Der Thailänder entschied sich für eine neue Strategie und startete mit harten Reifen. Die harte Mischung erwies sich jedoch nicht als die beste Wahl, wie die Tatsache zeigte, dass der Großteil des Feldes den ersten Stint auf der weichen Mischung startete. Insgesamt hatte Albon an den letzten beiden Wochenenden kein richtiges Gefühl für das Auto. Carlos Sainz hingegen hatte ein anderes Gefühl: Der Spanier, der von Platz zwölf gestartet war, berührte den Reifen.
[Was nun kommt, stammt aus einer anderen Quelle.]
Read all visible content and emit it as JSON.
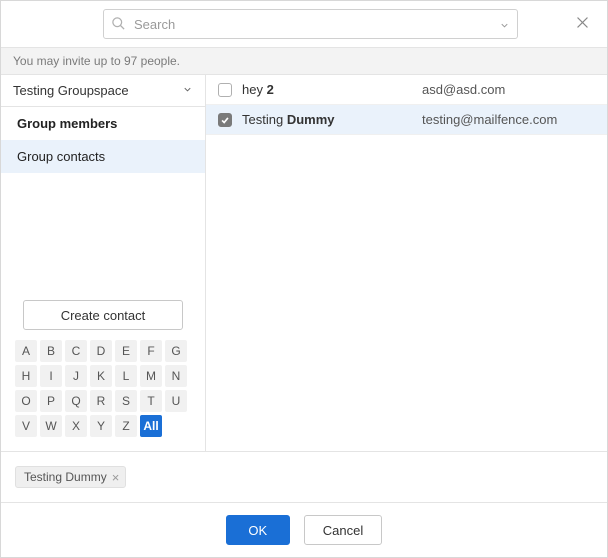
{
  "search": {
    "placeholder": "Search"
  },
  "info": {
    "text": "You may invite up to 97 people."
  },
  "sidebar": {
    "group_select": {
      "label": "Testing Groupspace"
    },
    "nav": [
      {
        "label": "Group members",
        "bold": true,
        "active": false
      },
      {
        "label": "Group contacts",
        "bold": false,
        "active": true
      }
    ],
    "create_label": "Create contact",
    "alphabet": [
      "A",
      "B",
      "C",
      "D",
      "E",
      "F",
      "G",
      "H",
      "I",
      "J",
      "K",
      "L",
      "M",
      "N",
      "O",
      "P",
      "Q",
      "R",
      "S",
      "T",
      "U",
      "V",
      "W",
      "X",
      "Y",
      "Z",
      "All"
    ]
  },
  "contacts": [
    {
      "name_prefix": "hey ",
      "name_bold": "2",
      "email": "asd@asd.com",
      "checked": false,
      "selected": false
    },
    {
      "name_prefix": "Testing ",
      "name_bold": "Dummy",
      "email": "testing@mailfence.com",
      "checked": true,
      "selected": true
    }
  ],
  "chips": [
    {
      "label": "Testing Dummy"
    }
  ],
  "footer": {
    "ok": "OK",
    "cancel": "Cancel"
  }
}
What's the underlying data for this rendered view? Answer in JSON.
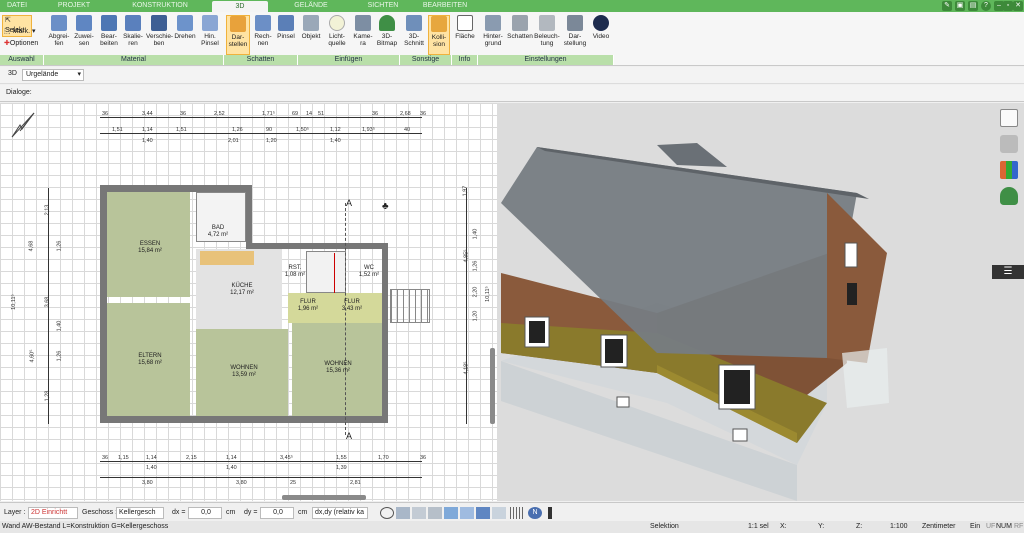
{
  "tabs": [
    "DATEI",
    "PROJEKT",
    "KONSTRUKTION",
    "3D",
    "GELÄNDE",
    "SICHTEN",
    "BEARBEITEN"
  ],
  "active_tab": "3D",
  "window_controls": [
    "pen-icon",
    "save-icon",
    "floppy-icon",
    "help-icon",
    "minimize-icon",
    "restore-icon",
    "close-icon"
  ],
  "auswahl": {
    "select_label": "Selekt",
    "mark_label": "Mark.",
    "options_label": "Optionen",
    "group_label": "Auswahl"
  },
  "ribbon_groups": {
    "material": {
      "label": "Material",
      "buttons": [
        "Abgrei-\nfen",
        "Zuwei-\nsen",
        "Bear-\nbeiten",
        "Skalie-\nren",
        "Verschie-\nben",
        "Drehen",
        "Hin.\nPinsel"
      ]
    },
    "schatten": {
      "label": "Schatten",
      "buttons": [
        "Dar-\nstellen",
        "Rech-\nnen",
        "Pinsel"
      ]
    },
    "einfuegen": {
      "label": "Einfügen",
      "buttons": [
        "Objekt",
        "Licht-\nquelle",
        "Kame-\nra",
        "3D-\nBitmap"
      ]
    },
    "sonstige": {
      "label": "Sonstige",
      "buttons": [
        "3D-\nSchnitt",
        "Kolli-\nsion"
      ]
    },
    "info": {
      "label": "Info",
      "buttons": [
        "Fläche"
      ]
    },
    "einstellungen": {
      "label": "Einstellungen",
      "buttons": [
        "Hinter-\ngrund",
        "Schatten",
        "Beleuch-\ntung",
        "Dar-\nstellung",
        "Video"
      ]
    }
  },
  "view_selector": {
    "mode": "3D",
    "value": "Urgelände"
  },
  "dialog_label": "Dialoge:",
  "plan": {
    "rooms": [
      {
        "name": "ESSEN",
        "area": "15,84 m²"
      },
      {
        "name": "BAD",
        "area": "4,72 m²"
      },
      {
        "name": "KÜCHE",
        "area": "12,17 m²"
      },
      {
        "name": "RST.",
        "area": "1,08 m²"
      },
      {
        "name": "WC",
        "area": "1,52 m²"
      },
      {
        "name": "FLUR",
        "area": "1,96 m²"
      },
      {
        "name": "FLUR",
        "area": "3,43 m²"
      },
      {
        "name": "ELTERN",
        "area": "15,68 m²"
      },
      {
        "name": "WOHNEN",
        "area": "13,59 m²"
      },
      {
        "name": "WOHNEN",
        "area": "15,36 m²"
      }
    ],
    "section_markers": [
      "A",
      "A"
    ],
    "top_dims_row1": [
      "36",
      "3,44",
      "36",
      "2,52",
      "1,71⁵",
      "69",
      "14",
      "51",
      "36",
      "2,68",
      "36"
    ],
    "top_dims_row2": [
      "1,51",
      "1,14",
      "1,51",
      "1,26",
      "90",
      "1,50⁵",
      "1,12",
      "1,93⁵",
      "40"
    ],
    "top_dims_row3": [
      "1,40",
      "2,01",
      "1,20",
      "1,40"
    ],
    "bottom_dims_row1": [
      "36",
      "1,15",
      "1,14",
      "2,15",
      "1,14",
      "3,45⁵",
      "1,55",
      "1,70",
      "36"
    ],
    "bottom_dims_row2": [
      "1,40",
      "1,40",
      "1,39"
    ],
    "bottom_dims_row3": [
      "3,80",
      "3,80",
      "25",
      "2,81"
    ],
    "left_dims": [
      "2,13",
      "1,26",
      "4,68",
      "3,68",
      "1,26",
      "4,60⁵",
      "1,40",
      "1,28",
      "10,11⁵"
    ],
    "right_dims": [
      "1,97",
      "1,40",
      "1,26",
      "2,20",
      "1,20",
      "4,85⁵",
      "4,18⁵",
      "10,11⁵"
    ]
  },
  "statusbar": {
    "layer_label": "Layer :",
    "layer_value": "2D Einrichtt",
    "geschoss_label": "Geschoss :",
    "geschoss_value": "Kellergesch",
    "dx_label": "dx =",
    "dx_value": "0,0",
    "dx_unit": "cm",
    "dy_label": "dy =",
    "dy_value": "0,0",
    "dy_unit": "cm",
    "mode_value": "dx,dy (relativ ka"
  },
  "infobar": {
    "wall_info": "Wand AW-Bestand L=Konstruktion G=Kellergeschoss",
    "mode": "Selektion",
    "sel": "1:1 sel",
    "x_label": "X:",
    "y_label": "Y:",
    "z_label": "Z:",
    "scale": "1:100",
    "unit": "Zentimeter",
    "ein": "Ein",
    "uf": "UF",
    "num": "NUM",
    "rf": "RF"
  },
  "colors": {
    "tab_green": "#5fb75b",
    "group_label_green": "#b9dfa9",
    "active_orange": "#ffe3a3",
    "room_fill": "#b8c49a",
    "kitchen_strip": "#e8c27a",
    "roof_gray": "#7c8288",
    "brick_brown": "#8a5a3c",
    "floor_olive": "#8a7a2c"
  }
}
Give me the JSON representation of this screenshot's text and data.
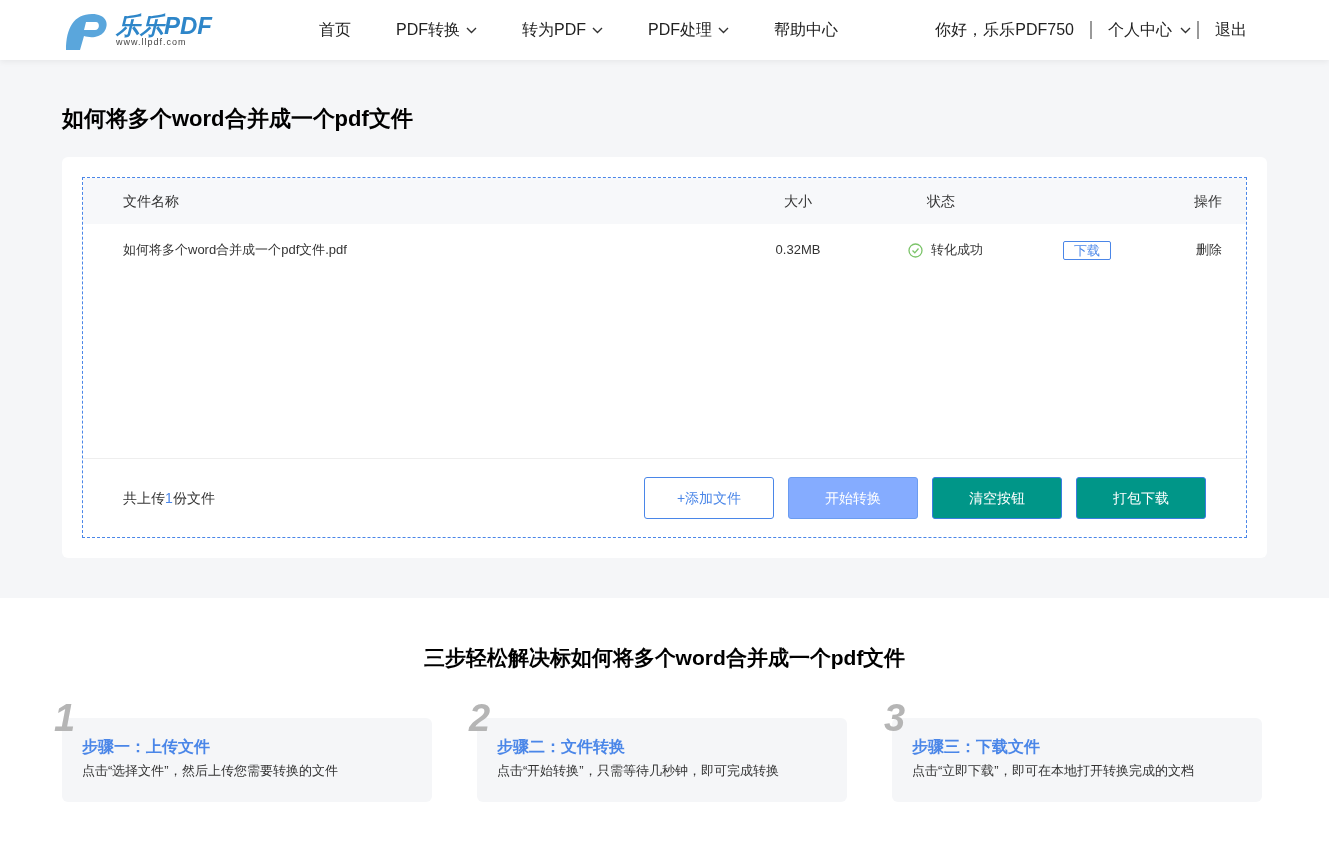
{
  "header": {
    "brand": "乐乐PDF",
    "site": "www.llpdf.com",
    "nav": [
      {
        "label": "首页",
        "dropdown": false
      },
      {
        "label": "PDF转换",
        "dropdown": true
      },
      {
        "label": "转为PDF",
        "dropdown": true
      },
      {
        "label": "PDF处理",
        "dropdown": true
      },
      {
        "label": "帮助中心",
        "dropdown": false
      }
    ],
    "greeting": "你好，乐乐PDF750",
    "account": "个人中心",
    "logout": "退出"
  },
  "page_title": "如何将多个word合并成一个pdf文件",
  "table": {
    "columns": [
      "文件名称",
      "大小",
      "状态",
      "操作"
    ],
    "rows": [
      {
        "name": "如何将多个word合并成一个pdf文件.pdf",
        "size": "0.32MB",
        "status": "转化成功",
        "success": true,
        "download": "下载",
        "delete": "删除"
      }
    ]
  },
  "summary": {
    "before": "共上传",
    "count": "1",
    "after": "份文件"
  },
  "buttons": [
    {
      "label": "+添加文件",
      "kind": "outline"
    },
    {
      "label": "开始转换",
      "kind": "disabled"
    },
    {
      "label": "清空按钮",
      "kind": "primary"
    },
    {
      "label": "打包下载",
      "kind": "primary"
    }
  ],
  "steps_title": "三步轻松解决标如何将多个word合并成一个pdf文件",
  "steps": [
    {
      "number": "1",
      "title": "步骤一：上传文件",
      "text": "点击“选择文件”，然后上传您需要转换的文件"
    },
    {
      "number": "2",
      "title": "步骤二：文件转换",
      "text": "点击“开始转换”，只需等待几秒钟，即可完成转换"
    },
    {
      "number": "3",
      "title": "步骤三：下载文件",
      "text": "点击“立即下载”，即可在本地打开转换完成的文档"
    }
  ]
}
Rennbullen di Lawson Beim Start kam es zu Schäden an der Vorderradfelge und mehreren Sensoren, die zum Ausfall des Boxengassenbegrenzers führten. Nach dem ersten Stopp wurde Sainz wegen Geschwindigkeitsüberschreitung untersucht und mit einer Fünf-Sekunden-Strafe belegt. Beim Boxenstopp trat das Problem jedoch erneut auf, was zu einer Durchfahrtsstrafe führte. Dieses Mal hielt Sainz sein Tempo ohne Begrenzer. Im Rennen war er so schnell wie sein Teamkollege, dass das Team einen Positionstausch anordnete. Schließlich versagten ihm jedoch wenige Meter vor der Ziellinie die Bremsen, und er parkte sein Auto sicher – obwohl der FIA stattdessen griff das virtuelle Safety Car ein.
Sainz: „Der Kontakt mit den Racing Bulls löste eine Kaskade von Strafen aus.“
„Ein frustrierendes Rennen, wir hatten heute ein hervorragendes Tempo. In Kurve 1 herrschte ein Getümmel von Autos und ich hatte Kontakt mit einem VCARB Dadurch wurde die Felge meines Reifens beschädigt, was zu starken Vibrationen im ersten Stint führte. Außerdem wurden alle Sensoren am Vorderreifen beschädigt, was bedeutete, dass der Geschwindigkeitsbegrenzer in der Boxengasse nicht funktionierte – erklärte er der Gewinner des GP von Mexiko 2024 Das führte zu den beiden Boxenstoppstrafen, die mein gesamtes Rennen beeinträchtigten. Es war im Grunde ein Kaskadeneffekt, der uns heute eine klare Chance auf Punkte kostete, da das Tempo wirklich stark war und ich auf beiden weichen Mischungen sehr schnell war. Ein enttäuschendes Rennende, aber wir werden uns neu formieren und es in Zukunft erneut versuchen. Brasilien".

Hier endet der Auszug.